In the first row, two bicycles are correctly detected and classified by deep fusion during the night, while in object-level spatial fusion, one bicycle is not detected by both sensors, and another is not detected by the camera. In the second row, the car is not detected in the object-level spatial fusion by the camera due to a high reflection of the headlight from a wet road surface. Also, the VRUs (both bicycle and person) are not detected by the camera due to rain and dark environments. But by deep fusion, all the road users are well detected and classified correctly. Similarly, in the third row, in object-level spatial fusion, the bicycle is not detected by the camera, and a bus is misclassified as a car. However, deep fusion detects and correctly classifies both the traffic users, even in a very dark environment. Further, in the fourth row, the detection of the motorcycle is correct in deep fusion. In the Fifth row, one person is misclassified as a bicycle in the object-level spatial fusion, but it is correctly detected and classified by deep fusion. With these sample outputs, it is evident that deep fusion provides enhanced object detection and classification even in adverse environmental conditions.

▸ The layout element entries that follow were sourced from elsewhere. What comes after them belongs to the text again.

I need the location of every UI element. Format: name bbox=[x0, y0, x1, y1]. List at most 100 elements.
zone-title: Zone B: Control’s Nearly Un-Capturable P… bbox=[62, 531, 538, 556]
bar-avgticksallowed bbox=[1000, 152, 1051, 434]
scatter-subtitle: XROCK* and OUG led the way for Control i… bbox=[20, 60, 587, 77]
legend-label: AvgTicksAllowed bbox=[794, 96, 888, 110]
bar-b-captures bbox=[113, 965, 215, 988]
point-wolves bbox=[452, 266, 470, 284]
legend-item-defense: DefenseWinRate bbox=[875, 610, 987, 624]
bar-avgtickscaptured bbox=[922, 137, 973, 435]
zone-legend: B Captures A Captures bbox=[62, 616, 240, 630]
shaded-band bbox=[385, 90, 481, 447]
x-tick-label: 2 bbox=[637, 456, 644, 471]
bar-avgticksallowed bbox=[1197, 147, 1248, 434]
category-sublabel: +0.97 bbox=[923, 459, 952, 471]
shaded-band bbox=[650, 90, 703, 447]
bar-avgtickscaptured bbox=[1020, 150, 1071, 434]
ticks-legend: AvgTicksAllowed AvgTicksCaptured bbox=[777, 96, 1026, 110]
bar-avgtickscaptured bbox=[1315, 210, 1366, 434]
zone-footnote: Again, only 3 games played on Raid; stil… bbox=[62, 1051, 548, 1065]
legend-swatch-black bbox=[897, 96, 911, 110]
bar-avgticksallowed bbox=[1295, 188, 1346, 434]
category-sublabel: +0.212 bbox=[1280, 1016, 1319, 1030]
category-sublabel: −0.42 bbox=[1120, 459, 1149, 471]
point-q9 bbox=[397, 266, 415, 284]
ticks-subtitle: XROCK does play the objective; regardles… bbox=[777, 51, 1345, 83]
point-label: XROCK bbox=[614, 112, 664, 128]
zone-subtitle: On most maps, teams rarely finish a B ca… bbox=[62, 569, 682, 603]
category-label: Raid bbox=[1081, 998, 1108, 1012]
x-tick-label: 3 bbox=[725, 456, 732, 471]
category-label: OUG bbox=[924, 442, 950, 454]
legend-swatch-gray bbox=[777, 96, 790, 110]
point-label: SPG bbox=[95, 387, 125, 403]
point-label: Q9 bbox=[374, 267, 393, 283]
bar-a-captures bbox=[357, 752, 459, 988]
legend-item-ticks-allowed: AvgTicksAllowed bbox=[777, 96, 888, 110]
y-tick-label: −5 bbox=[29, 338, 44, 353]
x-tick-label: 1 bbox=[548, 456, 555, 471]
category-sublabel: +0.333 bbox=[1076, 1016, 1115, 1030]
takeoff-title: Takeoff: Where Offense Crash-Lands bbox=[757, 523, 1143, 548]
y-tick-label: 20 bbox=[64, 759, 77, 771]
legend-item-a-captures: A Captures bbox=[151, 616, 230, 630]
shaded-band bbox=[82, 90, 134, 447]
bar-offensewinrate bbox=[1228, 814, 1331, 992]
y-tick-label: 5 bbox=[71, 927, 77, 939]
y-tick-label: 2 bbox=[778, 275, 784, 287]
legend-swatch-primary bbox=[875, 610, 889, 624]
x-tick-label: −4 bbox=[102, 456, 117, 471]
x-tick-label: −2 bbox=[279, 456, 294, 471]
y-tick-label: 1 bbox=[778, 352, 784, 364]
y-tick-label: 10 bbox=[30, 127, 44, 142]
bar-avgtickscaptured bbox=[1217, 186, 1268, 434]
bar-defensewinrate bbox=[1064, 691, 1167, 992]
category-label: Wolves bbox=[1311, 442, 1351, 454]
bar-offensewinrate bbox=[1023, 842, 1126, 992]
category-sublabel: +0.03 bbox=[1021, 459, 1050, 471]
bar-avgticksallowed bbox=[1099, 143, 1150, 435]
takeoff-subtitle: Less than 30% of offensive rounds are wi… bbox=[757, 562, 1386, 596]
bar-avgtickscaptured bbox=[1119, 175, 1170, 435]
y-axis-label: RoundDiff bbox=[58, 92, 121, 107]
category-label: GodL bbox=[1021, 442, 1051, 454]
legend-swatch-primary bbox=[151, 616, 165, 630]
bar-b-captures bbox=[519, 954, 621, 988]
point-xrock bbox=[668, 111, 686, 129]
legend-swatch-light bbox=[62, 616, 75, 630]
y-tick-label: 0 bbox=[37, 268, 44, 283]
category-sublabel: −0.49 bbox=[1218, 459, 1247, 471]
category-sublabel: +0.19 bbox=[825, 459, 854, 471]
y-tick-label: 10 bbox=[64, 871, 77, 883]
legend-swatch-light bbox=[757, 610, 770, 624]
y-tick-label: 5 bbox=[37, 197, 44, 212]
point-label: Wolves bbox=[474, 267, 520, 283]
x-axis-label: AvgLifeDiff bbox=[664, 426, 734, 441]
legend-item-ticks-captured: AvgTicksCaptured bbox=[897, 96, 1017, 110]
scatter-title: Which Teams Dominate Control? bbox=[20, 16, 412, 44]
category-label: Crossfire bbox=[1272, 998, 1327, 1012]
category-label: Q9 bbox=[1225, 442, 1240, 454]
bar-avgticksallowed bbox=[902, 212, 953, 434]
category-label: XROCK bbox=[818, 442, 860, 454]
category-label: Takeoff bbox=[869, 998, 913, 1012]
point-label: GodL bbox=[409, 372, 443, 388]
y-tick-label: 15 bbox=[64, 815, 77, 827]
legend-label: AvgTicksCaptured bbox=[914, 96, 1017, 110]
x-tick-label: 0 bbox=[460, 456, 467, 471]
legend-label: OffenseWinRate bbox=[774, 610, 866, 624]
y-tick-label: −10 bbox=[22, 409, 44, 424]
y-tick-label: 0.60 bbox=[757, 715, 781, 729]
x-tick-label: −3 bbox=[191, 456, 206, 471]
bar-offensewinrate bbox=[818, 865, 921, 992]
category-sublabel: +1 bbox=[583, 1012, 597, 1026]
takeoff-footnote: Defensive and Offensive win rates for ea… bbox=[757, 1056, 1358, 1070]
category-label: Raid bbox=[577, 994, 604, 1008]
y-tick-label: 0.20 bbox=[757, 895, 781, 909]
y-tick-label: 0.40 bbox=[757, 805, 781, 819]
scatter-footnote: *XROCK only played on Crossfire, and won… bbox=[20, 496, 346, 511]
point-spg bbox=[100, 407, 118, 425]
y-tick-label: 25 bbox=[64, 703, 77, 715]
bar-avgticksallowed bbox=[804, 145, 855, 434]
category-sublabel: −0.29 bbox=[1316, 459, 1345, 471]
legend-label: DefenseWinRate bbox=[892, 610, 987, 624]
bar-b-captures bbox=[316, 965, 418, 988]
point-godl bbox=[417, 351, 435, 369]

In Table 5, the value of mostly detected bicycles is $0.67$ means $67\%$, and partly detected bicycles is $0.22$, i.e., $22\%$. It implies that some more improvements in bicycle detection are still necessary so that cases of partially detected bicycles become shifted to mostly detected. Similarly, motorcycle detection also needs improvement as currently only $25\%$ of them are mostly detected. Figure 9 depicts some cases of incorrect detections by the proposed deep fusion. In the first two cases, it happens due to occlusion, and in the last case, the motorcycle is incorrectly classified as a bicycle. Future work will focus on improving the detection quality of bicycles and motorcycles. Finally, with all the conducted experiments and evaluations on output 1 and output 2 of the proposed Infra-3DRC-FusionNet, it is successfully proven that in different light and weather conditions, fusing mono camera and 3D automotive radar data at an early-stage results in very high frame-wise object detection performance.

6. Conclusions

In this work, a novel deep fusion methodology along with the model architecture (named Infra-3DRC-FusionNet) to fuse the RGB image data of a mono-camera and 3D automotive radar point cloud data for a roadside-mounted smart infrastructure-based sensor setup is described. Details of the measurement setup, data collection, annotation, and description of each part of the model are provided. The proposed methodology generates enhanced object detection in different light and weather conditions at three levels. These are in the 2D image plane, 3D point objects in the ground plane, and 3D extended objects in the ground plane. In this paper, evaluations were performed on the first two levels, and the third level will be presented and published later. Various experiments are conducted on the developed deep fusion model with different settings, and the best-performing model is then evaluated using ground truth data of the lidar sensor (also referred to as the test set). The test data consists of various scenes recorded in different light and weather conditions. It results in a precision of $92\%$, recall of $78\%$, and F1-score of $85\%$ for all the five road user categories on the complete test set for predicted 3D point objects (along with object category and confidence score) in the ground plane of the smart infrastructure setup. Additionally, the described deep fusion methodology is benchmarked with four different variants of decision-level fusion on the complete test set. It provides an improvement in precision, recall, and F1-score of $33\%$, $6\%$, and $21\%$, respectively, when compared with the best performing object-level spatial fusion variant (Faster-RCNN + DBSCAN). Further improvement of bicycle and motorcycle detection is part of the future work.